I’m happy to see that DbTropes is part of the data this year!
So – the basic stats:
- 1.4B triples all in all
- 1082 different namespaces are used
- 9.2M unique contexts, from 831 top-level document PLDs (Pay-Level-Domain, essentially data.gov.uk, instead of gov.uk, but livejournal.com, instead of bob.livejournal.com)
- 183M unique subjects are described
- 57k unique predicates
- 192M unique resources as objects
- 156M unique literals
- 152M triples are rdf:type statements, 296k types are used. Resource with multiple types are common, 45M resources have two types, 40M just one.
Top 10 Context PLDs
Top 10 Namespaces
Top 10 Types
As usual, although many namespaces/hosts/types are used, the distribution is skewed, the most common elements quickly accounts for most of the data. This graph shows the cumulative occurrences (i.e. % of total unique elements) of types/context-plds/namespaces occurring more than N times (the X axis is logarithmic):
So the steeper the curve, the longer the tail of infrequently occurring elements. For example, less than 5% of types occur more than 100 times, but very few context-pld’s occur less than 10 times. However, when you look at the actual density, the picture changes, here we plot the cumulative density, so although most types occur less than 100 times, the majority of the data uses only the most frequent types:
So the steeper the curve at the end, the more of the data is covered by the few most frequent element. For example, the top 5% most frequent namespaces and context-plds cover over 99% of the data, but the top 5% of types “only” 97%.

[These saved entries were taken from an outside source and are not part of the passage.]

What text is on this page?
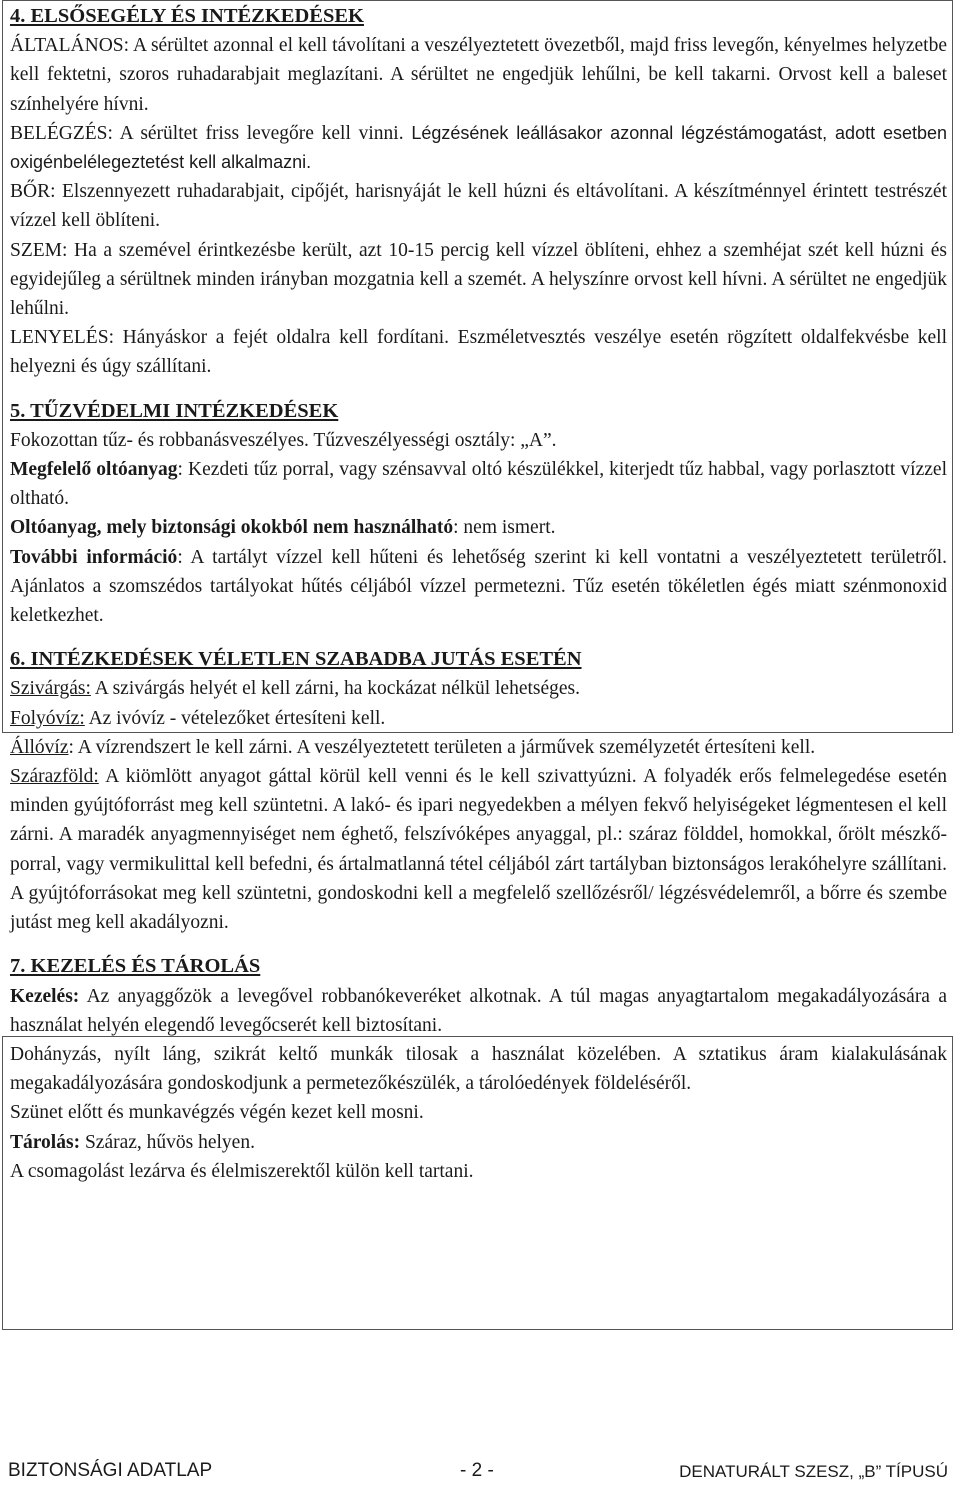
4. ELSŐSEGÉLY ÉS INTÉZKEDÉSEK

ÁLTALÁNOS: A sérültet azonnal el kell távolítani a veszélyeztetett övezetből, majd friss levegőn, kényelmes helyzetbe kell fektetni, szoros ruhadarabjait meglazítani. A sérültet ne engedjük lehűlni, be kell takarni. Orvost kell a baleset színhelyére hívni.

BELÉGZÉS: A sérültet friss levegőre kell vinni. Légzésének leállásakor azonnal légzéstámogatást, adott esetben oxigénbelélegeztetést kell alkalmazni.

BŐR: Elszennyezett ruhadarabjait, cipőjét, harisnyáját le kell húzni és eltávolítani. A készítménnyel érintett testrészét vízzel kell öblíteni.

SZEM: Ha a szemével érintkezésbe került, azt 10-15 percig kell vízzel öblíteni, ehhez a szemhéjat szét kell húzni és egyidejűleg a sérültnek minden irányban mozgatnia kell a szemét. A helyszínre orvost kell hívni. A sérültet ne engedjük lehűlni.

LENYELÉS: Hányáskor a fejét oldalra kell fordítani. Eszméletvesztés veszélye esetén rögzített oldalfekvésbe kell helyezni és úgy szállítani.

5. TŰZVÉDELMI INTÉZKEDÉSEK

Fokozottan tűz- és robbanásveszélyes. Tűzveszélyességi osztály: „A”.

Megfelelő oltóanyag: Kezdeti tűz porral, vagy szénsavval oltó készülékkel, kiterjedt tűz habbal, vagy porlasztott vízzel oltható.

Oltóanyag, mely biztonsági okokból nem használható: nem ismert.

További információ: A tartályt vízzel kell hűteni és lehetőség szerint ki kell vontatni a veszélyeztetett területről. Ajánlatos a szomszédos tartályokat hűtés céljából vízzel permetezni. Tűz esetén tökéletlen égés miatt szénmonoxid keletkezhet.

6. INTÉZKEDÉSEK VÉLETLEN SZABADBA JUTÁS ESETÉN

Szivárgás: A szivárgás helyét el kell zárni, ha kockázat nélkül lehetséges.

Folyóvíz: Az ivóvíz - vételezőket értesíteni kell.

Állóvíz: A vízrendszert le kell zárni. A veszélyeztetett területen a járművek személyzetét értesíteni kell.

Szárazföld: A kiömlött anyagot gáttal körül kell venni és le kell szivattyúzni. A folyadék erős felmelegedése esetén minden gyújtóforrást meg kell szüntetni. A lakó- és ipari negyedekben a mélyen fekvő helyiségeket légmentesen el kell zárni. A maradék anyagmennyiséget nem éghető, felszívóképes anyaggal, pl.: száraz földdel, homokkal, őrölt mészkő-porral, vagy vermikulittal kell befedni, és ártalmatlanná tétel céljából zárt tartályban biztonságos lerakóhelyre szállítani. A gyújtóforrásokat meg kell szüntetni, gondoskodni kell a megfelelő szellőzésről/ légzésvédelemről, a bőrre és szembe jutást meg kell akadályozni.

7. KEZELÉS ÉS TÁROLÁS

Kezelés: Az anyaggőzök a levegővel robbanókeveréket alkotnak. A túl magas anyagtartalom megakadályozására a használat helyén elegendő levegőcserét kell biztosítani.

Dohányzás, nyílt láng, szikrát keltő munkák tilosak a használat közelében. A sztatikus áram kialakulásának megakadályozására gondoskodjunk a permetezőkészülék, a tárolóedények földeléséről.

Szünet előtt és munkavégzés végén kezet kell mosni.

Tárolás: Száraz, hűvös helyen.

A csomagolást lezárva és élelmiszerektől külön kell tartani.

BIZTONSÁGI ADATLAP	- 2 -	DENATURÁLT SZESZ, „B” TÍPUSÚ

A different (maybe useless?) view of this, is this histogram with exponentially increasing bucket-sizes, again with a log-scale, so they look the same size:
Here we see … actually I’ll be damned if I know what we see here. Maybe I should have done more stats courses at uni instead of, say, Java Programming. Clearly the difference between the distribution of the three things is shown somehow. I’ve spent so long on this now though, there’s no way I wont put it here.
I don’t even want to talk about how long I spent making these graphs. I wanted to graph this since the first BTC dataset I looked at, but previously always fell back at “top n% of the elements cover n% of the data” tables.
They graphs are all done in pylab, exported as SVG (yay!). Playing with them was all done with the ipython notebook, which is really pleasant to work with.
Finally – the Chord-diagram on top shows links between context PLDs – mouse over each host to see outgoing links. This is only the top 19 PLD domains and the top 10 properties linking domains that themselves publish RDF data – this is important, as there are predicates used to link to non-semantic web resources that dominate otherwise. The graphic and interaction is all done with the excellent D3 Library.
I will try to come up with some more interesting visualisations based on links between instances of various types soon!